If you’re more of a crispy chips person, however, you need to visit Chippies Prego at the Silwood Centre in Rondebosch. The chips are twice-fried – once to cook them, and once again to create the ultimate crunchy crust and creamy hot insides. Ensure you have plenty of tangy, garlicky Prego sauce for dipping.

3. Pork belly buns at Hallelujah

I have a slight intolerance to wheat, so when it comes to glutinous treats, I have an extra-strict scale. Bready substances need to qualify above a certain threshold of deliciousness in order to be deemed worth the pain. The dim sum buns at Hallelujah are cut like hamburger rolls, their fillings stuffed inside and spilling out rather than baked inside. The pork belly is glorious in its sticky sweet sauce and the buns soft as clouds. They pass the delicious-enough test with flying colours. (Although they are pretty pricey).

The interior of Hallelujah. Photo courtesy of the restaurant.

The interior of Hallelujah. Photo courtesy of the restaurant.

4. Pan-fried mac and cheese from the Cafeteria Food Truck

The second time this week I find myself compelled to sample wheat-laden treats is at First Thursdays.
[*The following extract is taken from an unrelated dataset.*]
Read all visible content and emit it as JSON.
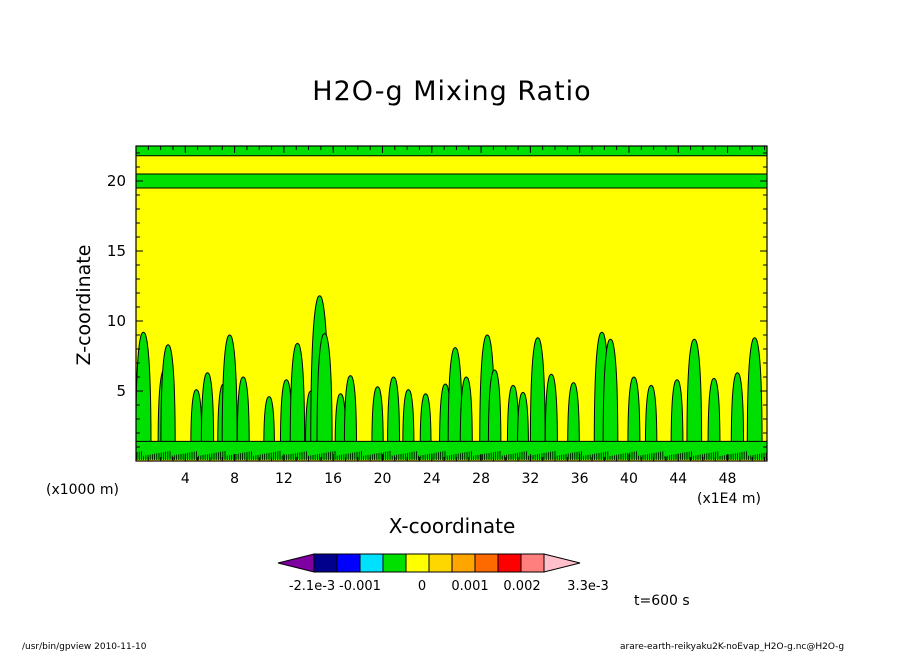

I’m out on patrol with Linda, our copy editor, a fellow ginger and my work wife. Having failed to get ourselves a hot dog at the stand outside the Puma store (you had to Instagram something inside the store instead of just paying good money – typical hipsters) we wash up at the Cafeteria food truck parked on Heritage Square off Bree Street. “Pan-fried mac and cheese” reads the blackboard. We watch in anticipation as a large chunk of butter goes on the hot plate. Then two slices of pre-prepped mac and cheese are fried and flipped. It’s all served up with slow-cooked tomato sauce with crispy bacon. The edges are beautifully crispy and caramelised. The tomato sauce is perfection – very slightly smoky, beautifully sweet and slightly tart. I worry that normal mac and cheese will never be enough again. Sure enough, a few days later, I receive a WhatsApp image from my work wife, showing her very own pan-fried mac and cheese. “Oh yes, I did,” she confesses.

The Cafeteria Food Truck

The Cafeteria Food Truck

5. Peanut butter bacon croissants with maple syrup from Jason

I’m hesitant to mention Jason again, as I raved about his burger in my last blog, but the man does have an obnoxious habit of creating delicious once-off pastries and posting them on Instagram. I return to my desk one afternoon to find a rather cryptic email in my inbox. “Peanut butter croissants” reads the subject line (which is why I prioritised opening it over anything else). It turns out the TASTE team are placing an order. Sure enough, the following morning dawns with the arrival of dozens of golden bacon-topped croissants that are promisingly heavy. And inside? A motherload of peanut butter that’s sweet, creamy and unbelievably good with the flaky pastry. “I’m feeling a little overwhelmed,” confesses Annette from the TASTE team, which is something of an understatement.

A peanut butter croissant from Jason Bakery

A peanut butter croissant from Jason Bakery

Honourable mention: The banting pizza at Forries

I might not be a banting devotee, but for the wheat intolerant, the cauliflower pizza base at Forester’s Arms is a stroke of brilliance. Long subjected to gluten-free pizza bases with roughly the texture and flavour of your average cardboard box, I’m relieved to find a cheese-and-topping carrier that has some merit. My particularly delicious cauliflower and parmesan pizza is topped with avo, bacon and feta. (I do steal some chips from my fellow diners, though. The academics seem sceptical about this banting craze, so it seems safer to hedge my bets.)